Sprunger, however, said the majority should go back to taxpayers while also looking to support “crisis areas” like the state prison and state hospital.
Kennedy said after paying down Montana’s high risk debt, she would look at the state’s base needs. Among those, she named affordable housing, child care, pre-K, property tax reduction, and addiction and mental health assistance.
Kennedy called property tax relief for seniors a critical issue, and said the state should look for other avenues of revenue, such as a resort tax and taxing vacation properties at a higher rate.
Sprunger said in her door-to-door campaigning, property tax relief was the top issue.
“Our tax system and state budget is actually built on a two-legged stool,” she said, referring to property and income taxes.
She said the state needs to get creative in cutting property taxes without sacrificing funding for education and public safety.
She agreed with Kennedy that second homeowners and vacation rentals owned by out-of-state residents should be taxed at a higher rate.

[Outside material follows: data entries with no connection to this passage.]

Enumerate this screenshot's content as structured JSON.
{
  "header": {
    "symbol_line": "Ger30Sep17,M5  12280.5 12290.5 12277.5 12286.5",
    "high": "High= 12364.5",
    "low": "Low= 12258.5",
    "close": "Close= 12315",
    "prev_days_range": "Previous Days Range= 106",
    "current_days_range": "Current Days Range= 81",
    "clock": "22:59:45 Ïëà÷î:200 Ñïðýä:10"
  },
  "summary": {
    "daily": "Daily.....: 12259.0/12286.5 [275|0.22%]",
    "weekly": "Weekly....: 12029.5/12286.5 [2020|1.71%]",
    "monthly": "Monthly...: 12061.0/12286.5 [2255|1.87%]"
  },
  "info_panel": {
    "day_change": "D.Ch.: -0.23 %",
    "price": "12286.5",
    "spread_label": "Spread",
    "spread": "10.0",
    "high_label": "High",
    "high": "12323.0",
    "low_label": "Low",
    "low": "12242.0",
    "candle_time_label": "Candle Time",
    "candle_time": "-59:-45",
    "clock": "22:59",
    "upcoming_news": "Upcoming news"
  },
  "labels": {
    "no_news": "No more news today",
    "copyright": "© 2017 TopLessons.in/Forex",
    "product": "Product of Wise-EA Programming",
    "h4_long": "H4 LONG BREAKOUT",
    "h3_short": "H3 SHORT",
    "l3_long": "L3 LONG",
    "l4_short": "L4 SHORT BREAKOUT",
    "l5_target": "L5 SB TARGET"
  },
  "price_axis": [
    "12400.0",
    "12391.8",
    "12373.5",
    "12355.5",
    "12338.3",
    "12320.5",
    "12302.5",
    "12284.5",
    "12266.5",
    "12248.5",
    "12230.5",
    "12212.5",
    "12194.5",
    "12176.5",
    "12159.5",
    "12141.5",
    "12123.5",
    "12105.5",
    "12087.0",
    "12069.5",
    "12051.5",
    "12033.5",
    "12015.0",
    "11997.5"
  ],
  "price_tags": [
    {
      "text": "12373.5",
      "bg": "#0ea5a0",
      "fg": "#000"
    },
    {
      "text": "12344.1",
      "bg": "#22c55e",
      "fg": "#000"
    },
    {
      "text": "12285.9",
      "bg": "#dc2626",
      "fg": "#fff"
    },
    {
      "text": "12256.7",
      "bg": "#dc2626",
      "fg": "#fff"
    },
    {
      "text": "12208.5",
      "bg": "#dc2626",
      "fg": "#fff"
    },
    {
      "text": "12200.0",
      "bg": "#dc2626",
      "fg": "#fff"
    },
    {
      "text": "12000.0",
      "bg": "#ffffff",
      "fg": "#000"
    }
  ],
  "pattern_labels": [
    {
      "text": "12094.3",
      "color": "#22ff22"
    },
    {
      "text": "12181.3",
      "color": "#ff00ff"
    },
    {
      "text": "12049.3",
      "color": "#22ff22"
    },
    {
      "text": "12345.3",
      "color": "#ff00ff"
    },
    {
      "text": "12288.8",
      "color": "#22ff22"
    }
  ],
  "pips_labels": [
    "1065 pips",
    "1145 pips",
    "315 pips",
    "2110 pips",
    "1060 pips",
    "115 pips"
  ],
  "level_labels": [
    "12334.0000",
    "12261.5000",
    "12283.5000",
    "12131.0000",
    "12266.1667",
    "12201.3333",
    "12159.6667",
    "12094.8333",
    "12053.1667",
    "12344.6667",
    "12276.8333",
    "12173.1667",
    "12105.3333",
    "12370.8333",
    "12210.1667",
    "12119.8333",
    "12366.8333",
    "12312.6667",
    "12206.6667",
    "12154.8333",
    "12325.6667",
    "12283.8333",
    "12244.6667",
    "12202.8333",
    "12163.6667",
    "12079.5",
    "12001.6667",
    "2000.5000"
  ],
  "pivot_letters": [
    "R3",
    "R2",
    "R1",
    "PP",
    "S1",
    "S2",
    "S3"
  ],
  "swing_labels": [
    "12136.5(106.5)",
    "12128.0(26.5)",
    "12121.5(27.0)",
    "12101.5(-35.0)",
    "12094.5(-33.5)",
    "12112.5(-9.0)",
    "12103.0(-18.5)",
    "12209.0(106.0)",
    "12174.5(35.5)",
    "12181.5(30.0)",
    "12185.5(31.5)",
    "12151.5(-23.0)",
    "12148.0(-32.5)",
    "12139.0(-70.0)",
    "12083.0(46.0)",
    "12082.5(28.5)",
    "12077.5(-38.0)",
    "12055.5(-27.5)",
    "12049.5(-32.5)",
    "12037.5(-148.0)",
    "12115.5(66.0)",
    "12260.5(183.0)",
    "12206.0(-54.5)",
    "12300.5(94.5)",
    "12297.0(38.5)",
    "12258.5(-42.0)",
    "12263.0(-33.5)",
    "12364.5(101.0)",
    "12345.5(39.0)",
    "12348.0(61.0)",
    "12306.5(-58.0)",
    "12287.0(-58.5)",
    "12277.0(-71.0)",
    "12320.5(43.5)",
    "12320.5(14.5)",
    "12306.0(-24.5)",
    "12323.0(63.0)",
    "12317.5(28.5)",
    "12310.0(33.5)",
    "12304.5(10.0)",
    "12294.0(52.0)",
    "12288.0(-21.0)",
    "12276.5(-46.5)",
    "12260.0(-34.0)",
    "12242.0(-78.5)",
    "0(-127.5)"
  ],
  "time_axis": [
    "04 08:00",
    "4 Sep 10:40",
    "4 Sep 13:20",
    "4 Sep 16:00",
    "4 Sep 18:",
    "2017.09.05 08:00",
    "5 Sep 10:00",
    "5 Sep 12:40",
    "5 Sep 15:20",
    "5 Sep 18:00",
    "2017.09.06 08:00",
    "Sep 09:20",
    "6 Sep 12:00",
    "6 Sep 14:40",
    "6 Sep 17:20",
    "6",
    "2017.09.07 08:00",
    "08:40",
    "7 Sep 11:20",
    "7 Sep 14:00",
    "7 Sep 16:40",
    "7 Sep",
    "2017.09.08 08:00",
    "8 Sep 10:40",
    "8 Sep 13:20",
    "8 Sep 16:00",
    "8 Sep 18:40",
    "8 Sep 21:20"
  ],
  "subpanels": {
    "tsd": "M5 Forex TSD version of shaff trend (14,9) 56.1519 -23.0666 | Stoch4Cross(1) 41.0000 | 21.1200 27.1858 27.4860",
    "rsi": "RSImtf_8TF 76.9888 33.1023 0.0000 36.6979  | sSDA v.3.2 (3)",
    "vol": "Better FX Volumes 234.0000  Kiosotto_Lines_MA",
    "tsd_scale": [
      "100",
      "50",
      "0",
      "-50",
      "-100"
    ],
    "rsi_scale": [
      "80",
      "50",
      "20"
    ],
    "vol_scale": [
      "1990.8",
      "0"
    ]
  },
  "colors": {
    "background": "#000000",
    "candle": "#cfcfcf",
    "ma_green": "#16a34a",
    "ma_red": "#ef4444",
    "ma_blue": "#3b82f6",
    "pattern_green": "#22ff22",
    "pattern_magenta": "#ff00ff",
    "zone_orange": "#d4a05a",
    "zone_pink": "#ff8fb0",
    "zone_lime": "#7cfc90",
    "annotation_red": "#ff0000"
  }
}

Sprunger said the housing challenges come down to supply and demand, and that the state government should “get out of the way.” The permitting process could also be streamlined, she said.
HOUSE DISTRICT 3 candidate Andrea Getts offered a unique idea for the state surplus. The Democrat from Columbia Falls said Montana could mimic North Dakota and create a state bank and reinvest the profits into state programs.
She was in favor of creating low-interest loan programs for small business and first-time homeowners. On property taxes, Getts said some type of circuit breaker cap would be helpful.
Getts is challenging Republican incumbent Braxton Mitchell, who did not attend the forum.
Republican candidate for Whtiefish’s House District 5, Lyn Bennet said she would like to see the surplus returned to taxpayers. She would also favor a freeze on property taxes.
On affordable housing, Bennet said price caps and subsidies won’t work.
“Housing could become more affordable by fast-tracking the permitting process, lowering impact fees, allowing AUDs and relaxing the excessive local zoning and regulations,” she said.
Bennet is challenging incumbent Democrat Rep. Dave Fern, who was in Helena and not able to attend the forum.
Libertarian for House District 8, Sid Daoud was the lone candidate to argue against returning the surplus to taxpayers through direct reimbursement, which he said would be too costly. Instead, he said any funds left over after paying down debt should be moved toward a reduction in property taxes.
Daoud, a Kalispell City Council member, said it’s vital the state wean itself off property taxes and look for alternative revenue streams such as local option sales taxes.
Daoud called housing his top issue, and blamed the cost of construction and lack of workers for permitted projects going unbuilt.
“I know where there’s a whole bunch of construction workers if we look a little bit to our south,” he said.
Daoud said the long-term fix to housing “is to allow the free market to correct itself.”
Daoud’s challenger, Republican Terry Falk, did not attend the forum.